Ce que permet réellement un mur en parpaings de 20 cm d’épaisseur
Le parpaing de 20 cm, aussi appelé parpaing plein ou creux de 20, est le plus utilisé pour les murs porteurs et les structures solides. Sa largeur importante lui confère une excellente stabilité, mais cela ne signifie pas pour autant qu’il peut monter à l’infini.
Techniquement, un mur construit entièrement en parpaings de 20, sans poteaux, sans chaînage et sans fondation renforcée, ne doit pas dépasser 2,50 m à 3 m de haut. Au-delà, la structure devient trop instable et sensible aux pressions latérales (vent, poussée de terre, vibrations).
Cependant, avec un chaînage vertical et horizontal, des poteaux raidisseurs intégrés tous les 2,50 m environ, et une semelle filante solide, il est possible de monter un mur de parpaings de 20 jusqu’à 3,20 m en toute sécurité. Dans les projets de construction de maison, on retrouve souvent des murs de 2,50 à 2,80 m en parpaing de 20 pour les murs extérieurs.

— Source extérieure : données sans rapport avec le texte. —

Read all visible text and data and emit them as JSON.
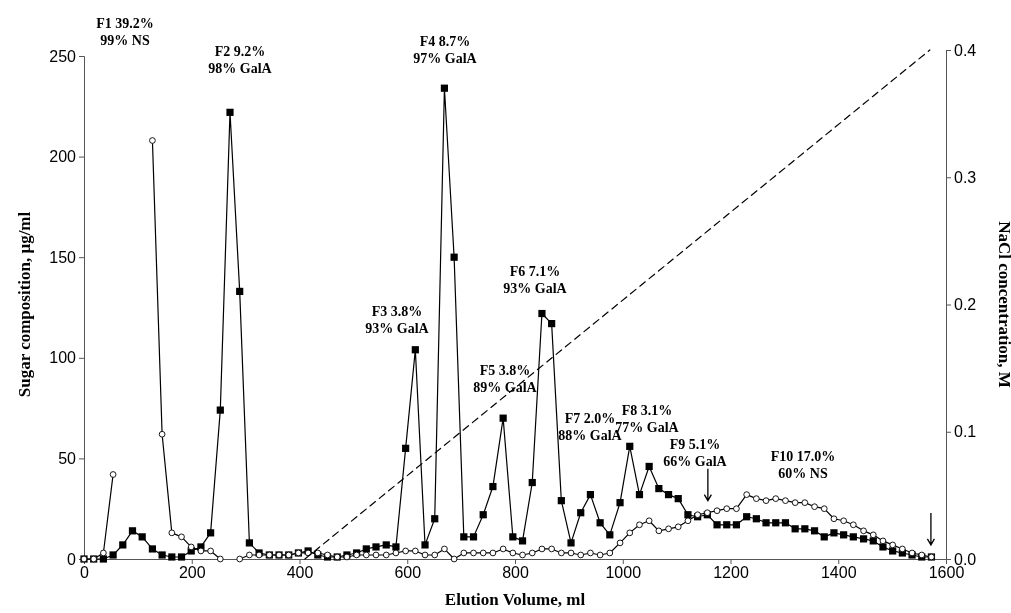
{
  "chart_data": {
    "type": "line",
    "xlabel": "Elution Volume, ml",
    "ylabel": "Sugar composition, μg/ml",
    "y2label": "NaCl concentration, M",
    "x": [
      0,
      18,
      36,
      54,
      72,
      90,
      108,
      127,
      145,
      163,
      181,
      199,
      217,
      235,
      253,
      271,
      289,
      307,
      325,
      344,
      362,
      380,
      398,
      416,
      434,
      452,
      470,
      488,
      506,
      524,
      542,
      561,
      579,
      597,
      615,
      633,
      651,
      669,
      687,
      705,
      723,
      741,
      759,
      778,
      796,
      814,
      832,
      850,
      868,
      886,
      904,
      922,
      940,
      958,
      976,
      995,
      1013,
      1031,
      1049,
      1067,
      1085,
      1103,
      1121,
      1139,
      1157,
      1175,
      1193,
      1211,
      1230,
      1248,
      1266,
      1284,
      1302,
      1320,
      1338,
      1356,
      1374,
      1392,
      1410,
      1428,
      1447,
      1465,
      1483,
      1501,
      1519,
      1537,
      1555,
      1573
    ],
    "series": [
      {
        "color": "#000000",
        "marker": "square",
        "values": [
          0,
          0,
          0,
          2,
          7,
          14,
          11,
          5,
          2,
          1,
          1,
          4,
          6,
          13,
          74,
          222,
          133,
          8,
          3,
          2,
          2,
          2,
          3,
          4,
          2,
          1,
          1,
          2,
          3,
          5,
          6,
          7,
          6,
          55,
          104,
          7,
          20,
          234,
          150,
          11,
          11,
          22,
          36,
          70,
          11,
          9,
          38,
          122,
          117,
          29,
          8,
          23,
          32,
          18,
          12,
          28,
          56,
          32,
          46,
          35,
          32,
          30,
          22,
          21,
          22,
          17,
          17,
          17,
          21,
          20,
          18,
          18,
          18,
          15,
          15,
          14,
          11,
          13,
          12,
          11,
          10,
          9,
          6,
          4,
          3,
          2,
          1,
          1
        ]
      },
      {
        "color": "#000000",
        "marker": "circle",
        "values": [
          0,
          0,
          3,
          42,
          null,
          null,
          null,
          208,
          62,
          13,
          11,
          6,
          4,
          4,
          0,
          null,
          0,
          2,
          2,
          2,
          2,
          2,
          3,
          3,
          3,
          2,
          1,
          1,
          2,
          2,
          2,
          2,
          3,
          4,
          4,
          2,
          2,
          5,
          0,
          3,
          3,
          3,
          3,
          5,
          3,
          2,
          3,
          5,
          5,
          3,
          3,
          2,
          3,
          2,
          3,
          8,
          13,
          17,
          19,
          14,
          15,
          16,
          19,
          22,
          23,
          24,
          25,
          25,
          32,
          30,
          29,
          30,
          29,
          28,
          28,
          26,
          25,
          20,
          19,
          17,
          14,
          12,
          9,
          7,
          5,
          3,
          2,
          1
        ]
      },
      {
        "color": "#000000",
        "axis": "y2",
        "marker": "none",
        "line_style": "dashed",
        "x": [
          410,
          1570
        ],
        "values": [
          0,
          0.4
        ]
      }
    ],
    "xlim": [
      0,
      1600
    ],
    "xticks": [
      0,
      200,
      400,
      600,
      800,
      1000,
      1200,
      1400,
      1600
    ],
    "ylim": [
      0,
      250
    ],
    "yticks": [
      0,
      50,
      100,
      150,
      200,
      250
    ],
    "y2lim": [
      0,
      0.4
    ],
    "y2ticks": [
      {
        "value": 0,
        "label": "0.0"
      },
      {
        "value": 0.1,
        "label": "0.1"
      },
      {
        "value": 0.2,
        "label": "0.2"
      },
      {
        "value": 0.3,
        "label": "0.3"
      },
      {
        "value": 0.4,
        "label": "0.4"
      }
    ],
    "grid": false,
    "annotations": [
      "F1 39.2%\n99% NS",
      "F2 9.2%\n98% GalA",
      "F3 3.8%\n93% GalA",
      "F4 8.7%\n97% GalA",
      "F5 3.8%\n89% GalA",
      "F6 7.1%\n93% GalA",
      "F7 2.0%\n88% GalA",
      "F8 3.1%\n77% GalA",
      "F9 5.1%\n66% GalA",
      "F10 17.0%\n60% NS"
    ]
  }
}
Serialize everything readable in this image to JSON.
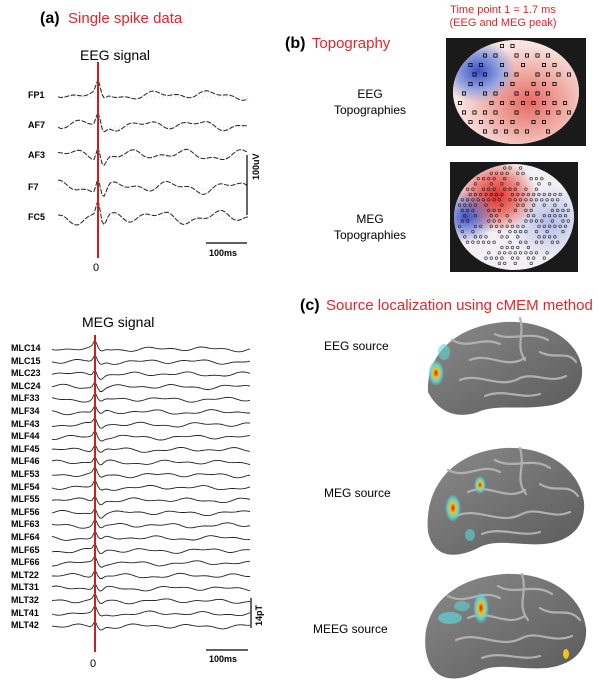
{
  "panel_a": {
    "label": "(a)",
    "title": "Single spike data",
    "eeg": {
      "title": "EEG signal",
      "channels": [
        "FP1",
        "AF7",
        "AF3",
        "F7",
        "FC5"
      ],
      "amplitude_scale": "100uV",
      "time_scale": "100ms",
      "time_zero": "0"
    },
    "meg": {
      "title": "MEG signal",
      "channels": [
        "MLC14",
        "MLC15",
        "MLC23",
        "MLC24",
        "MLF33",
        "MLF34",
        "MLF43",
        "MLF44",
        "MLF45",
        "MLF46",
        "MLF53",
        "MLF54",
        "MLF55",
        "MLF56",
        "MLF63",
        "MLF64",
        "MLF65",
        "MLF66",
        "MLT22",
        "MLT31",
        "MLT32",
        "MLT41",
        "MLT42"
      ],
      "amplitude_scale": "14pT",
      "time_scale": "100ms",
      "time_zero": "0"
    }
  },
  "panel_b": {
    "label": "(b)",
    "title": "Topography",
    "time_note_line1": "Time point 1  =  1.7 ms",
    "time_note_line2": "(EEG and MEG peak)",
    "eeg_label_1": "EEG",
    "eeg_label_2": "Topographies",
    "meg_label_1": "MEG",
    "meg_label_2": "Topographies"
  },
  "panel_c": {
    "label": "(c)",
    "title": "Source localization using cMEM method",
    "sources": [
      "EEG source",
      "MEG source",
      "MEEG source"
    ]
  },
  "colors": {
    "accent": "#e2262b",
    "cortex": "#6f6f6f",
    "topo_red": "#e03a35",
    "topo_blue": "#3a4fc4"
  }
}
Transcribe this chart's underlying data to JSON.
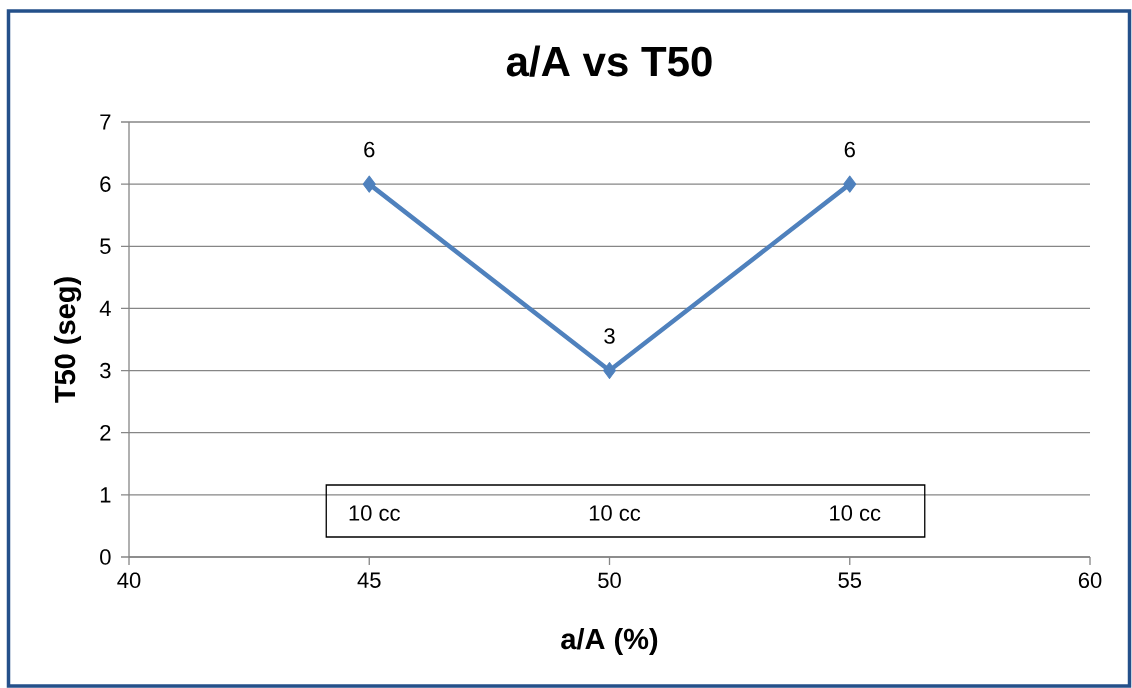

Mais il ne s’agit pas d’une simple addition de rangées. La stabilité dépend de nombreux paramètres :
- La qualité de la fondation
- Le type de terrain
- L’exposition au vent
- Le poids supporté en tête de mur
- La présence d’ouvertures ou non
C’est pourquoi, au-delà de 2,50 m, il est souvent conseillé de faire valider le projet par un professionnel, voire de consulter un bureau d’étude structure dans le cadre de travaux importants.

Exemple concret : construire un mur de clôture en parpaing de 20
Prenons un cas fréquent : un propriétaire souhaite construire un mur de séparation avec son voisin, sur la limite séparative, en utilisant des parpaings de 20 cm. Il vise une hauteur de 2 m, ce qui est courant pour une clôture opaque.
Dans ce cas :
- Aucune demande de permis n’est nécessaire si le PLU l’autorise, mais une déclaration préalable doit être déposée en mairie.
- Une semelle de 40 cm de large est recommandée, avec une profondeur d’au moins 50 cm selon la nature du sol.
- Un chaînage horizontal en haut et à mi-hauteur assurera la bonne tenue du mur dans le temps.
- Des poteaux verticaux (raidisseurs) sont coulés dans des blocs d’angle tous les 2,50 mètres pour éviter les fissures et les déformations.
- Un enduit ou une finition viendra protéger le parpaing de l’humidité.
Avec cette configuration, le mur sera parfaitement stable et conforme à la réglementation. Tenter de monter à 3 m sans renforcer la structure exposerait le mur à des déformations ou des effondrements sur le long terme.
Que se passe-t-il si la hauteur est dépassée ?
Construire un mur plus haut que ce que permet la réglementation ou que ce que le matériau peut supporter présente plusieurs risques.
D’un point de vue technique, un mur trop haut sans renfort devient instable. Le poids s’accumule, le centre de gravité monte, et la moindre poussée extérieure (rafale de vent, sol meuble, choc accidentel) peut causer des fissures, voire un effondrement.
Sur le plan juridique, un mur construit sans respecter le PLU ou sans déclaration préalable peut faire l’objet d’une demande de démolition. Un voisin peut déposer un recours s’il estime que le mur crée une gêne (perte de lumière, vue obstruée, trouble anormal du voisinage).
Enfin, en cas de vente du bien, une construction non déclarée ou non conforme peut poser problème lors de l’acte notarié, voire bloquer une transaction si un certificat de conformité est exigé.
Le rôle du professionnel dans un projet de mur en parpaing
Même si construire un mur en parpaings semble à la portée d’un bon bricoleur, il est souvent préférable de se faire accompagner. Un maçon professionnel saura adapter la construction à la hauteur souhaitée, renforcer la structure au bon endroit, et assurer une finition durable.
En cas de doute sur la réglementation, un architecte ou un bureau d’étude en bâtiment peut aussi vous orienter. Cela évite les erreurs coûteuses, les travaux à reprendre, ou des conflits avec les voisins ou la mairie.